Bayesian Inference, Step 1: Installing JAGS On Your Machine

Common complaint: "Bayesian analysis is too hard! Also, I have kidney stones."
Solution: Make Bayesian analysis accessible and efficient through freeware that anyone can use!

These days, advances in technology, computers, and lithotripsy have made Bayesian analysis easy to implement on any personal computer. All it requires is a couple of programs and a library of scripts to run the actual process of Bayesian inference; all that needs to be supplied by you, the user, is the data you have collected. Conceptually, this is no more difficult then entering in data into SAS or SPSS, and, I would argue, is easier in practice.

This can be done in R, statistical software that can interface with a variety of user-created packages. You can download one such package, JAGS, to do the MCMC sampling for building up distributions of parameter estimates, and then use those parameter estimates to brag to your friends about how you've "Gone Bayes."

All of the software and steps you need to install R, JAGS, and rjags (a program allowing JAGS to talk to R) can be found on John Kruschke's website here.

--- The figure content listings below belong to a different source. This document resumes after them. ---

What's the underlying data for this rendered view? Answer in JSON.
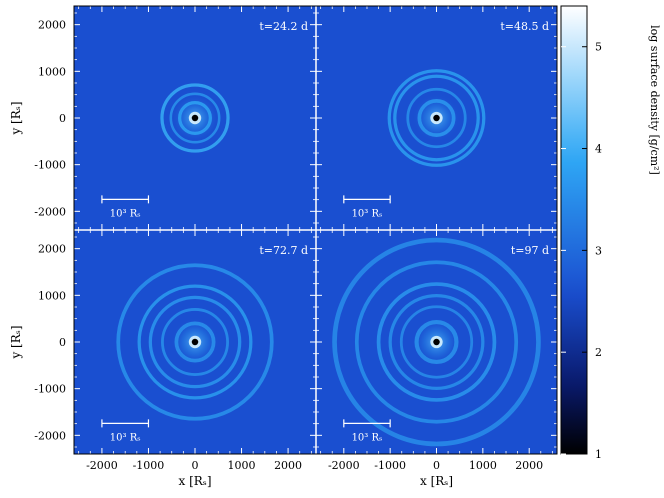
{
  "chart_data": {
    "type": "heatmap",
    "panels": [
      {
        "time_label": "t=24.2 d",
        "scale_bar_label": "10³ Rₛ",
        "rings": [
          {
            "r": 330,
            "w": 70,
            "i": 0.8
          },
          {
            "r": 520,
            "w": 55,
            "i": 0.55
          },
          {
            "r": 710,
            "w": 70,
            "i": 0.95
          }
        ]
      },
      {
        "time_label": "t=48.5 d",
        "scale_bar_label": "10³ Rₛ",
        "rings": [
          {
            "r": 370,
            "w": 80,
            "i": 0.65
          },
          {
            "r": 620,
            "w": 60,
            "i": 0.5
          },
          {
            "r": 900,
            "w": 70,
            "i": 0.75
          },
          {
            "r": 1020,
            "w": 70,
            "i": 0.75
          }
        ]
      },
      {
        "time_label": "t=72.7 d",
        "scale_bar_label": "10³ Rₛ",
        "rings": [
          {
            "r": 400,
            "w": 80,
            "i": 0.55
          },
          {
            "r": 700,
            "w": 60,
            "i": 0.5
          },
          {
            "r": 960,
            "w": 70,
            "i": 0.6
          },
          {
            "r": 1200,
            "w": 70,
            "i": 0.7
          },
          {
            "r": 1650,
            "w": 80,
            "i": 0.55
          }
        ]
      },
      {
        "time_label": "t=97 d",
        "scale_bar_label": "10³ Rₛ",
        "rings": [
          {
            "r": 430,
            "w": 90,
            "i": 0.55
          },
          {
            "r": 760,
            "w": 60,
            "i": 0.45
          },
          {
            "r": 1000,
            "w": 70,
            "i": 0.5
          },
          {
            "r": 1250,
            "w": 80,
            "i": 0.6
          },
          {
            "r": 1720,
            "w": 80,
            "i": 0.5
          },
          {
            "r": 2200,
            "w": 100,
            "i": 0.45
          }
        ]
      }
    ],
    "x_axis_label": "x [Rₛ]",
    "y_axis_label": "y [Rₛ]",
    "xlim": [
      -2600,
      2600
    ],
    "ylim": [
      -2400,
      2400
    ],
    "x_ticks": [
      -2000,
      -1000,
      0,
      1000,
      2000
    ],
    "y_ticks": [
      -2000,
      -1000,
      0,
      1000,
      2000
    ],
    "scale_bar_length": 1000,
    "colorbar": {
      "label": "log surface density [g/cm²]",
      "range": [
        1,
        5.4
      ],
      "ticks": [
        1,
        2,
        3,
        4,
        5
      ]
    },
    "background_level": 2.6,
    "central_hole_radius": 70,
    "colors": {
      "low": "#000000",
      "mid_dark": "#0a1a6e",
      "mid": "#1a4fd0",
      "high": "#2fa8f5",
      "top": "#ffffff"
    }
  }
}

Once you have that, it's simply a matter of entering in your own data, and letting the program do the nitty-gritty for you.




Using R to Do Your Statistics and Crush Your Enemies (Maybe)

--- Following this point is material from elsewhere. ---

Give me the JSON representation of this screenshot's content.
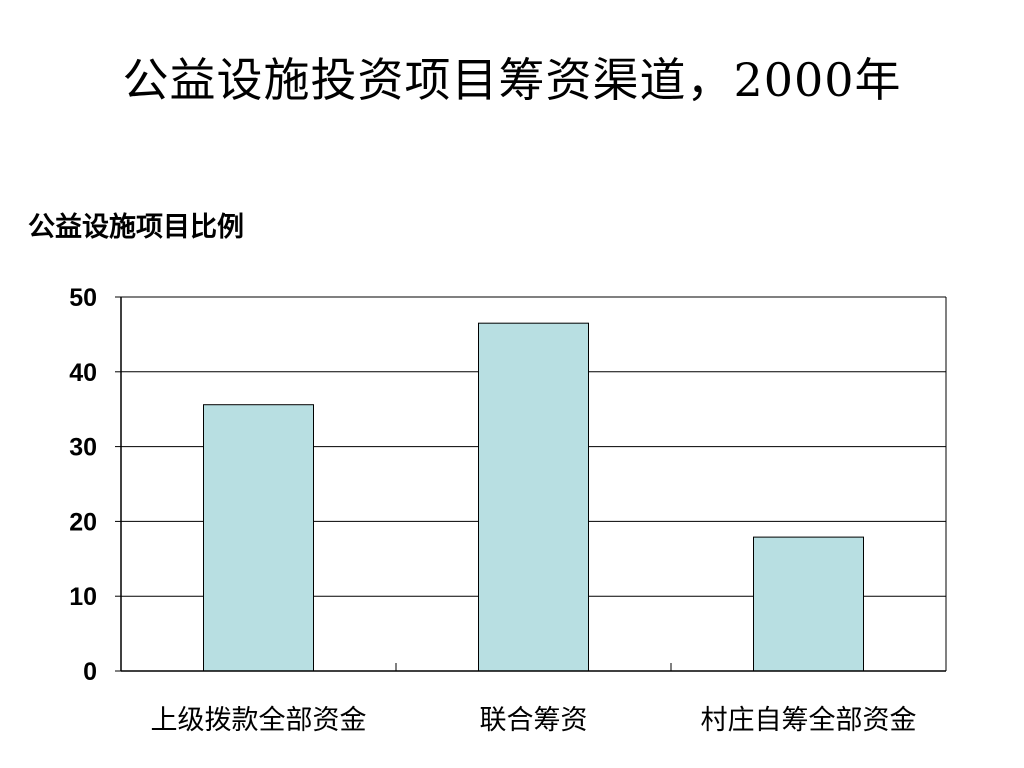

Over the course of my checkered career as a graduate student drudge, one of the best resources I have found for learning R, and, more importantly, actually getting it to do useful stuff, is the R guide from the Personality Project over at OSU. I encourage anyone interested in R to check it out, especially since my own experience with R got off to a rocky start; my introductory graduate course in statistics used R, but the instruction was so spotty and the concepts so difficult to understand that one day, instead of calculating a simple t-test like I wanted to, I accidentally ended up bypassing the Pentagon's firewall and starting a countdown for a nuclear warhead to be launched at Zimbabwe, which was stopped remotely at the last second by Edward Snowden.

The point is that R is a powerful language and that, once you become even partially familiar with it, you will be able to carry out basic statistical tests quickly and easily. One of the most instructive sections of the website, for me, is the one on ANOVAs, since I often use this to compare beta weights extracted across different regions of interest and test for double dissociations. Other sections give advice on how to restructure your data to be analyzed in different ways by R, linear regression, and multivariate statistics.

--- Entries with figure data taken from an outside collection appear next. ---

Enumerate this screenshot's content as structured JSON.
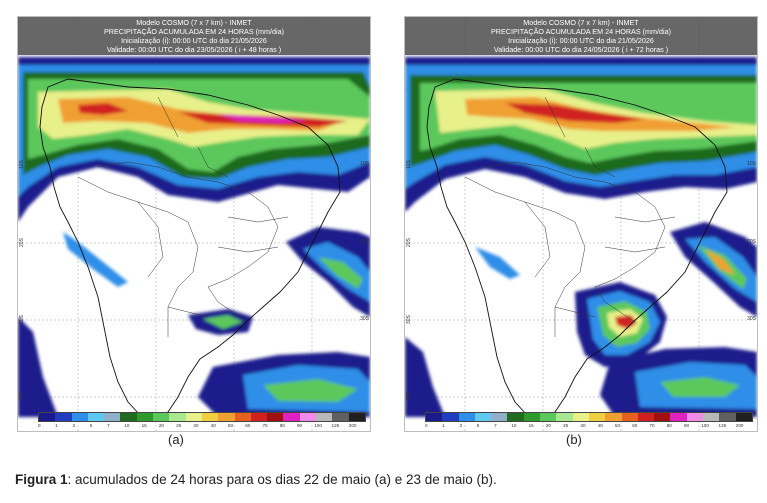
{
  "panels": [
    {
      "id": "a",
      "header": {
        "line1": "Modelo COSMO (7 x 7 km) - INMET",
        "line2": "PRECIPITAÇÃO ACUMULADA EM 24 HORAS (mm/dia)",
        "line3": "Inicialização (i): 00:00 UTC do dia 21/05/2026",
        "line4": "Validade: 00:00 UTC do dia 23/05/2026 ( i + 48 horas )"
      },
      "label": "(a)"
    },
    {
      "id": "b",
      "header": {
        "line1": "Modelo COSMO (7 x 7 km) - INMET",
        "line2": "PRECIPITAÇÃO ACUMULADA EM 24 HORAS (mm/dia)",
        "line3": "Inicialização (i): 00:00 UTC do dia 21/05/2026",
        "line4": "Validade: 00:00 UTC do dia 24/05/2026 ( i + 72 horas )"
      },
      "label": "(b)"
    }
  ],
  "lat_labels": [
    "10S",
    "20S",
    "30S",
    "40S",
    "50S"
  ],
  "lat_labels_right": [
    "10S",
    "20S",
    "30S"
  ],
  "colorbar": {
    "ticks": [
      "0",
      "1",
      "3",
      "5",
      "7",
      "10",
      "15",
      "20",
      "25",
      "30",
      "40",
      "50",
      "60",
      "70",
      "80",
      "90",
      "100",
      "125",
      "200"
    ],
    "colors": [
      "#1a1a8c",
      "#1f3fbf",
      "#2f8ee8",
      "#5fc8f0",
      "#8fb0c8",
      "#1f6b1f",
      "#2e9a2e",
      "#5cc85c",
      "#a8e890",
      "#e8f08a",
      "#f0d040",
      "#f0a030",
      "#e86020",
      "#d02020",
      "#a01010",
      "#e020c0",
      "#f08ce8",
      "#b8b8b8",
      "#606060",
      "#202020"
    ]
  },
  "caption": {
    "bold": "Figura 1",
    "text": ": acumulados de 24 horas para os dias 22 de maio (a) e 23 de maio (b)."
  }
}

P.S. Some of the examples require links to datasets on the R project website which may no longer be properly linked (e.g., the ANOVA examples use commands like [datafilename = "http://personality-project.org/r/datasets/R.appendix1.data"], but give errors when attempting to read them into a table). I've converted some of them to my personal website, which should make them able to fit into tables without any errors. So, for example, you would use a command like [datafilename=""http://mypage.iu.edu/~ajahn/docs/R.appendix1.data.txt"], and so on for the other datasets.

P.P.S. I was planning to make a short video touring the personality project website and a few of the examples, but I've caught a cold recently, and right now my voice sounds mucusy and gravelly and full of sputum. While it may be pleasing for the ladies to hear my voice like this, it isn't as useful for instructional purposes; and really, that's what I'm all about.